Following the crash, the German sprinter resigned himself to missing the entire Classics season, posting on his Facebook page in February that the damaged finger on his left hand was taking the longest to heal, but Degenkolb sounded optimistic about the rest of his season at a press conference on Friday.
“I hope to return in May,” Degenkolb said, “but there is still much work to be done.”
He added: “I’m glad I got back on my bike. I can set goals again, work towards a good condition, but there is still a long way to go. If you are off the bike for a long time, you have to build that condition from scratch.”

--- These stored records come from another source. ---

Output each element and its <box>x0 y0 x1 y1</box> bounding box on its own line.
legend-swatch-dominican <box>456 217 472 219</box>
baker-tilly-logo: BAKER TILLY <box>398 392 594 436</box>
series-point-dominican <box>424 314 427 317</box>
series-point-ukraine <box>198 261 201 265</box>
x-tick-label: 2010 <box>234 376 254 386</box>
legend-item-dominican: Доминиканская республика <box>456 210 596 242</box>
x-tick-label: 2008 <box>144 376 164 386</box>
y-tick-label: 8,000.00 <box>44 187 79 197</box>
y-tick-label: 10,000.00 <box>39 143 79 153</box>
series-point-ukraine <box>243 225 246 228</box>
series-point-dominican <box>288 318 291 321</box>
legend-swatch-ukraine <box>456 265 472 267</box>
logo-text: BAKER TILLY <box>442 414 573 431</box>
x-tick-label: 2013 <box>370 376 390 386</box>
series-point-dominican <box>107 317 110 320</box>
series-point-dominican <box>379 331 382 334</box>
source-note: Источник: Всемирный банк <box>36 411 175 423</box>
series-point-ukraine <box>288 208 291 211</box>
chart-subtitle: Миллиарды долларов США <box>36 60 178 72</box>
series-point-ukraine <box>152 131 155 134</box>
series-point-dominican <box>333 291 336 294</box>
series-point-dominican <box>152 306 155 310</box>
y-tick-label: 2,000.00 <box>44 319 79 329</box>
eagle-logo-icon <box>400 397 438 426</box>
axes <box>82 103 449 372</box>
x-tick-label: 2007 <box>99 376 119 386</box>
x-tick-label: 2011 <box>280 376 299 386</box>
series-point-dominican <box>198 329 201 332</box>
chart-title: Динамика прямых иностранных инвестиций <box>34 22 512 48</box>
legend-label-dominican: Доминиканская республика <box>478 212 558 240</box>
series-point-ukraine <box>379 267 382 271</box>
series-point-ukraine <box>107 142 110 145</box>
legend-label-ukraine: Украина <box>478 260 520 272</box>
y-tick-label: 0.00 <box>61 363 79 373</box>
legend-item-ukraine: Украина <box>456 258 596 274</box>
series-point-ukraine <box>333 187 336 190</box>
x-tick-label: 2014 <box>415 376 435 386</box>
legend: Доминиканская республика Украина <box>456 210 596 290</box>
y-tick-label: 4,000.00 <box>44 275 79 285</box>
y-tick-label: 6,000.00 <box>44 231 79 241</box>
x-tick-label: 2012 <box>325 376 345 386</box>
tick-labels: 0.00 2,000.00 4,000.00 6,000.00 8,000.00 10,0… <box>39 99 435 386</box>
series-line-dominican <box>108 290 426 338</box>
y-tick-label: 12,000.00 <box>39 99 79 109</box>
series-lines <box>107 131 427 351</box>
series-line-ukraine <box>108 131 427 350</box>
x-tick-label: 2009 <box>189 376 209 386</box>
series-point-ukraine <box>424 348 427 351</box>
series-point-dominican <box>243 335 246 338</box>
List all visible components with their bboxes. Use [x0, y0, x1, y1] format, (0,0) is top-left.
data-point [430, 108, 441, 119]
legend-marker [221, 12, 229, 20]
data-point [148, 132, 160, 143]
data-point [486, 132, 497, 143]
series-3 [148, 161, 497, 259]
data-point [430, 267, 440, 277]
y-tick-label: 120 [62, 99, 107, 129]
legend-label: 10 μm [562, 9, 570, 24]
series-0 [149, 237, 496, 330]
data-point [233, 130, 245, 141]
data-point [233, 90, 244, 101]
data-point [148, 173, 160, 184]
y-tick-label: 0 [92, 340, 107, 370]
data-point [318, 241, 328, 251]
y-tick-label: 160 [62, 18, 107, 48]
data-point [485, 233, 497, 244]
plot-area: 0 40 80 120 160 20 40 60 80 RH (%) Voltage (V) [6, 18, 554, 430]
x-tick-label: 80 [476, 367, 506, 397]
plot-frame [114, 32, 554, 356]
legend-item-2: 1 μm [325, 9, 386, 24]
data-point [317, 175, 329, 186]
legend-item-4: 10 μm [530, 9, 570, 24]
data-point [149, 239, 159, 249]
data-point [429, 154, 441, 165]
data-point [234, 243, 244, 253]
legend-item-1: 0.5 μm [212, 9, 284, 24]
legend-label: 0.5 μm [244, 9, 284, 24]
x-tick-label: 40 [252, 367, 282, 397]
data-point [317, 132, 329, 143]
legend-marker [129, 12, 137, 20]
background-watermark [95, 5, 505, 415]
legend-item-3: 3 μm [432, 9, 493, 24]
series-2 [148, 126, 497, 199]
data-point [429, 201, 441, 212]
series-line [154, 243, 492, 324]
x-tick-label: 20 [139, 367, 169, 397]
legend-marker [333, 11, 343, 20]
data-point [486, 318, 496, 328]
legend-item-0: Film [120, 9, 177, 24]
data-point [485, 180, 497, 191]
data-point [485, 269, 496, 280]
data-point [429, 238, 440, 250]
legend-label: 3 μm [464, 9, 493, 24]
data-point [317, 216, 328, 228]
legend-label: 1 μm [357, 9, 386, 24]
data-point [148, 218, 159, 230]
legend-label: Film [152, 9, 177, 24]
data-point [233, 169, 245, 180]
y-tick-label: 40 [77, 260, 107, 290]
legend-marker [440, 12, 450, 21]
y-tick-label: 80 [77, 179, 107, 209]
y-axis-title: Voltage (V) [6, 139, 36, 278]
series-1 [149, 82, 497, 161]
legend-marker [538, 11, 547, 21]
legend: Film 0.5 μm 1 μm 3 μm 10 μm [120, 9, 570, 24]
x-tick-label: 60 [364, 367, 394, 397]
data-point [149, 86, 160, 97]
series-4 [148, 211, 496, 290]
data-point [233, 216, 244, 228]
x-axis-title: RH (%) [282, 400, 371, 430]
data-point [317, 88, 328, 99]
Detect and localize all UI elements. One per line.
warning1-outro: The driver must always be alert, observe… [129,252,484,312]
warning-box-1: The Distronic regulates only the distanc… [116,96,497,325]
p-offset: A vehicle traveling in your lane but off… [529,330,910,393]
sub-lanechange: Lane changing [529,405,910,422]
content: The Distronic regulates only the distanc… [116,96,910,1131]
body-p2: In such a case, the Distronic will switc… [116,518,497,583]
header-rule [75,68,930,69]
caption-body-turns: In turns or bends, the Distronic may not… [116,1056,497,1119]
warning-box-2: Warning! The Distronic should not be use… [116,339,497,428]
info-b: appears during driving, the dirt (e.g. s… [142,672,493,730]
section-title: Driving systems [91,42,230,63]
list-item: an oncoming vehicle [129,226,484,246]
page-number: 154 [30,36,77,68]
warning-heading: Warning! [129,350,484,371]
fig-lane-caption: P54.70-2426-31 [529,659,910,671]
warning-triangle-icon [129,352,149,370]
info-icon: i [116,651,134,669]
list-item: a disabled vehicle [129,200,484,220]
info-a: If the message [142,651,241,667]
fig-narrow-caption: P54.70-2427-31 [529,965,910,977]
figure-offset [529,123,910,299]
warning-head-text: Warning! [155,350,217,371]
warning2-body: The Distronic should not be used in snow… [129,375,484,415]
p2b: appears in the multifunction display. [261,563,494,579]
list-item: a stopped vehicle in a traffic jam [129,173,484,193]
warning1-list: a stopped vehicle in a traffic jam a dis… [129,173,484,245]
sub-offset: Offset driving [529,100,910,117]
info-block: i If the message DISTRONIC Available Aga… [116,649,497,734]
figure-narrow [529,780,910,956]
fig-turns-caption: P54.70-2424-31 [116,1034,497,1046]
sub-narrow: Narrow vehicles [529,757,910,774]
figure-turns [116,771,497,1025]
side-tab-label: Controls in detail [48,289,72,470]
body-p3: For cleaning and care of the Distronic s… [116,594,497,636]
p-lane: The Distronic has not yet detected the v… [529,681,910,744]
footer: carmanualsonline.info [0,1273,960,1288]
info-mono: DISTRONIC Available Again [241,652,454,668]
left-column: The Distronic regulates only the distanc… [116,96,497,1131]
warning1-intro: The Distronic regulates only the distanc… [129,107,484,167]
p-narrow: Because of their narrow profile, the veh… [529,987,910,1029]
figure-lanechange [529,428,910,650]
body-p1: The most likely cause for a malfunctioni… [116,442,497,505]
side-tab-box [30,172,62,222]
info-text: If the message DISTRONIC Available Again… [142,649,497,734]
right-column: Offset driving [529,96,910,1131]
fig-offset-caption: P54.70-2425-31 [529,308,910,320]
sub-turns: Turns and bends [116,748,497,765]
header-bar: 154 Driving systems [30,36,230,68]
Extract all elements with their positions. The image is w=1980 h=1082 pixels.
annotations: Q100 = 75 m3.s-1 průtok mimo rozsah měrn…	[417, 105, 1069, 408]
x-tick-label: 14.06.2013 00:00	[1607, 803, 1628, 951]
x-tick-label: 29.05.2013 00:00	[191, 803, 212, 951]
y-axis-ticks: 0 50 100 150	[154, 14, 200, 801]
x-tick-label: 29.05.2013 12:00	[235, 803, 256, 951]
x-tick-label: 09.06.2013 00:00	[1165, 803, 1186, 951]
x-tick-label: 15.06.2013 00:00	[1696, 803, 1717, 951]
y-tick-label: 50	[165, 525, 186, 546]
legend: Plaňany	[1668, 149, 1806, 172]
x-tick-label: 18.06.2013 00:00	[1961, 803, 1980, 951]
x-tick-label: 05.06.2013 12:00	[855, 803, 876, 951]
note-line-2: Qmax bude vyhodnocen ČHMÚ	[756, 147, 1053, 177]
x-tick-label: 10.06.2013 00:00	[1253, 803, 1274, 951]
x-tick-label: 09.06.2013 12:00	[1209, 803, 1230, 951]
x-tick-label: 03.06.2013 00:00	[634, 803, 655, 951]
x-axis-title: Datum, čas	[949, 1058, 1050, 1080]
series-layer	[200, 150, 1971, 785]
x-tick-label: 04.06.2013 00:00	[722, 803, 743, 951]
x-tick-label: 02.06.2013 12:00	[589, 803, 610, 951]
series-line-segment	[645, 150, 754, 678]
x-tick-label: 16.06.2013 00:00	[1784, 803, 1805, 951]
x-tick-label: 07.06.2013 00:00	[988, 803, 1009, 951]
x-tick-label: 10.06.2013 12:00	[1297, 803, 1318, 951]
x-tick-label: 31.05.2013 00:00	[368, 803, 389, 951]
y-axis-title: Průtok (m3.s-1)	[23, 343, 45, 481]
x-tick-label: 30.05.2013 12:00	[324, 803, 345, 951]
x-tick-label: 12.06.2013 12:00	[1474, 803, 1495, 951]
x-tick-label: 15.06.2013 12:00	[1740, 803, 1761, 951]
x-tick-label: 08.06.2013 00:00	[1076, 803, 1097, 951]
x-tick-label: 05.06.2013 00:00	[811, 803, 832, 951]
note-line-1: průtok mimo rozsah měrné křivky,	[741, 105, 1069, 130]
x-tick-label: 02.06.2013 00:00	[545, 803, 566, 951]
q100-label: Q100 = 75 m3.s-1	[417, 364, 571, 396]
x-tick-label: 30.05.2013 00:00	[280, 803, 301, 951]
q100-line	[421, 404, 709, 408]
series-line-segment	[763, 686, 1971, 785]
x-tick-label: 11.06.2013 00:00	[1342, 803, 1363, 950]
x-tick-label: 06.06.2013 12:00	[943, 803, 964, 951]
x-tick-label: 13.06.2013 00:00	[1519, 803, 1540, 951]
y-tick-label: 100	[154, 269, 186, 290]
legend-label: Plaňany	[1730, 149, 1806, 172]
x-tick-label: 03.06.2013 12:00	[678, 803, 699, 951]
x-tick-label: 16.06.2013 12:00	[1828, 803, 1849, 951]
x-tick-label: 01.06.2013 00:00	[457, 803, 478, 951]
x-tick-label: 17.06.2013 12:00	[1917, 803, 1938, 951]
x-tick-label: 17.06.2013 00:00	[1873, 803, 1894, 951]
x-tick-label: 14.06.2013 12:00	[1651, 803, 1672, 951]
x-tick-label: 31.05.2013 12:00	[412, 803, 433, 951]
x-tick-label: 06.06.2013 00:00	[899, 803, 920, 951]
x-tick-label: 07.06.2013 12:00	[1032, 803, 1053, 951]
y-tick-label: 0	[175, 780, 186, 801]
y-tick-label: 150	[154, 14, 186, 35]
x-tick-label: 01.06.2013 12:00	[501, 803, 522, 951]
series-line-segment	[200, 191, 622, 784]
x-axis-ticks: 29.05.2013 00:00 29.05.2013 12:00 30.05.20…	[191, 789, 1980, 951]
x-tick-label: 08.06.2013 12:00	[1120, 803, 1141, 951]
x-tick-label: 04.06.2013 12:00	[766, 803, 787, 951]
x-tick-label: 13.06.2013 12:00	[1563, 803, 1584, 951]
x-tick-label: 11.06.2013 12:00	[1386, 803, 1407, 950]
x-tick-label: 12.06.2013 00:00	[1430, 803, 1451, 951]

Degenkolb had the last of five operations just six weeks ago as he continues his slow return to full fitness but, despite clearly being keen to get back to competitive cycling, the German understands he has to take things one step at a time.
“I have five operations behind me and the finger requires a lot of rehabilitation,” he said. “The nerves are affected. My co-ordination on the bike is not quite right. Braking, changing gear, it is not easy. This requires more time.
“I feel safe on the bike, I have no fear, but at the moment I do not feel ready to get back in the peloton. The risk would be too great because my coordination is just not good enough. Once that feeling is back, I think I can return.”
Degenkolb confessed that missing the Classics season was a bitter pill to swallow, especially considering he was injured in such unfortunate circumstances, but is determined to take the positives from the situation.
Degenkolb hopes he can see the race from a different perspective when he watches Paris-Roubaix on TV this Sunday ahead of an attempt at winning a stage at the Tour de France – the only Grand Tour in which he hasn’t won a stage – in July this year.
“In the beginning, it was hard to accept [missing the Classics],” Degenkolb said. “I have watched all the Classics on television and that’s quite interesting, you always see things you can learn something from. I have now set new targets.”